Sightless, she heard the spirits shrieking and then heard the men and women screaming—for her, for themselves—as she toppled onto the churned dirt.
Chapter 2
She woke to blood: on the dirt, on the trees, on her skin. It even seemed to stain the sky, until her mind woke enough to realize that she was seeing her white skirts, billowing in the wind, not the clouds overhead. Around her, she heard shrieking, shrill, mixed with laughter that was as wild as a tornado. The spirits were creating the wind as they swirled through the grove.
Suddenly, pain shot through her leg, sharp and fast, and she screamed, loud and high. Jerking forward, she clutched at her thigh, and a tree spirit skittered away from her on all fours. Leering, it wiped her blood from its mouth.
“No!” she shouted. “Stop!”
There was blood, as if it had been flung from a bucket, in every direction. Her mind took an extra second to understand what she was seeing: the spirits had torn the men and women to pieces and thrown their body parts around the grove. That, there—it wasn’t a root; it was a leg. And that was a torso, cracked open like a shellfish and then shredded. Daleina balled up every bit of her mind that wasn’t screaming and threw it at the spirits. Stop! I am your queen, and I command you, stop now!
All stilled.
The spirits hung in the air. All of them stared at her with their blank, translucent eyes. One held the head of a woman. Blood pooled on the ground below and sank into the moss, staining it a deep russet red.
You will obey me.
One of them laughed, shrill, and then fell instantly silent as Daleina, forcing away the pain, pushed herself up to sitting and then slowly stood. She felt the blood run down her leg, warm and wet, and her knees shook. But she stayed upright. She reached with her mind toward the one who had laughed.
Burn, she commanded.
It twisted and writhed, screamed and cried, but she held her order firmly in her mind. The spirit began to fade, growing more and more faint, and she knew elsewhere in the forest, a great tree burned, wreathed in fire spirits. She’d learned this since she’d become queen: kill a wood spirit and a tree dies, but kill the right tree and a spirit dies. Reaching farther, she called to the water spirits.

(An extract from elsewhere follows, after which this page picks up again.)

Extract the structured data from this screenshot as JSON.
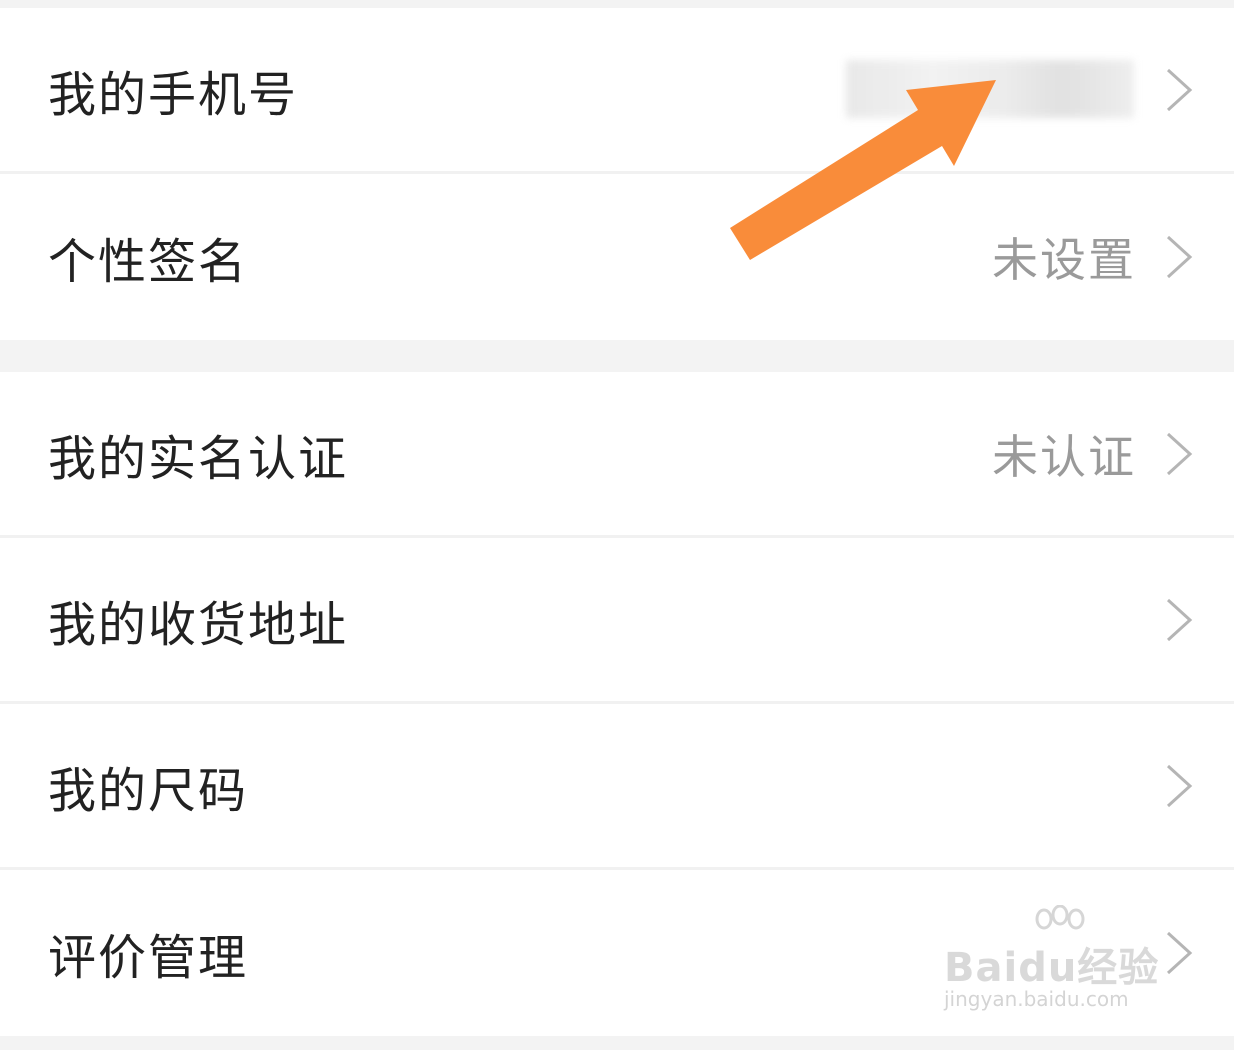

Do not let the fire spread, she told them.
She watched the fading tree spirit. It continued to contort itself, its face now more childlike. It wept tears of polished amber. In only seconds, the spirit vanished, and all that remained was a pile of yellow jewels.
Across the forest, the fire died with the tree. Daleina half felt and half saw the water spirits douse the embers, seeing it distorted through their eyes. At last, the ashes were cold, and the spirits danced as if oblivious to the death of their kin.

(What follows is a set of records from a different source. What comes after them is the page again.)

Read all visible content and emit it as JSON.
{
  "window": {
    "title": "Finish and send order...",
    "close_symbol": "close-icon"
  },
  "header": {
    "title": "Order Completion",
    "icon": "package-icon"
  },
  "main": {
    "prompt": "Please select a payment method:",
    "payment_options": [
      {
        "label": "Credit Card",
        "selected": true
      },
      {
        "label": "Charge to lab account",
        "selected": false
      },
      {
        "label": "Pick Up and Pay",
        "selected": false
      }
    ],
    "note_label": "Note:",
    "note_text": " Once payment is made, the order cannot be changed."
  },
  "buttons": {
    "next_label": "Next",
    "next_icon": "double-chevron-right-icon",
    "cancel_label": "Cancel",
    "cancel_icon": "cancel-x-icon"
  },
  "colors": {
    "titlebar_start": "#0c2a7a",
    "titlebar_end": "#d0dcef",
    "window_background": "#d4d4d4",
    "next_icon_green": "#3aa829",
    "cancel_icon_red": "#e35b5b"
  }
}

She turned then to the others, who held themselves still and silent.
Build.
She felt their relief and joy as they flew up toward the branches and wanted to rip that feeling from them. . . . No, I can’t hurt them. Clamping down on her feelings, she let the spirits build, and the tree began to grow again, shaped into the village she had planned. She pivoted slowly, painfully, to face the bodies of the villagers who had come to watch.
They were all dead.
Except no, the old woman still breathed. She lay on the ground, unmarked except for a dark wet patch on her stomach. Daleina took a step toward her, and her leg crumpled under her. Gritting her teeth, she crawled the rest of the way. She lay beside the old woman.
The woman opened her tiny eyes.
“I’m sorry,” Daleina said. It’s my fault. They’re dead, and it’s my fault. I was supposed to protect them. They trusted me, and I failed. . . .
“Kill me,” the woman whispered.
“I’ll fetch healers . . .” She should have told Hamon to meet her here, or at least let Bayn join her. The wolf could have held some of the spirits off, or also been killed. I should have made them leave. I shouldn’t have come at all.
“Won’t heal.” The woman moved her gnarled hand to shift the fabric of her shirt. The wound was through her stomach, her organs pierced. A fatal wound. She’d die slowly, painfully, inevitably, poisoned from within.
“I can’t kill you,” Daleina said, unable to take her eyes off the wound.
The woman made a sound that could have been a laugh or a cough. “You already have, Your Majesty. Show me the queen’s mercy.” Each word was a forced whisper.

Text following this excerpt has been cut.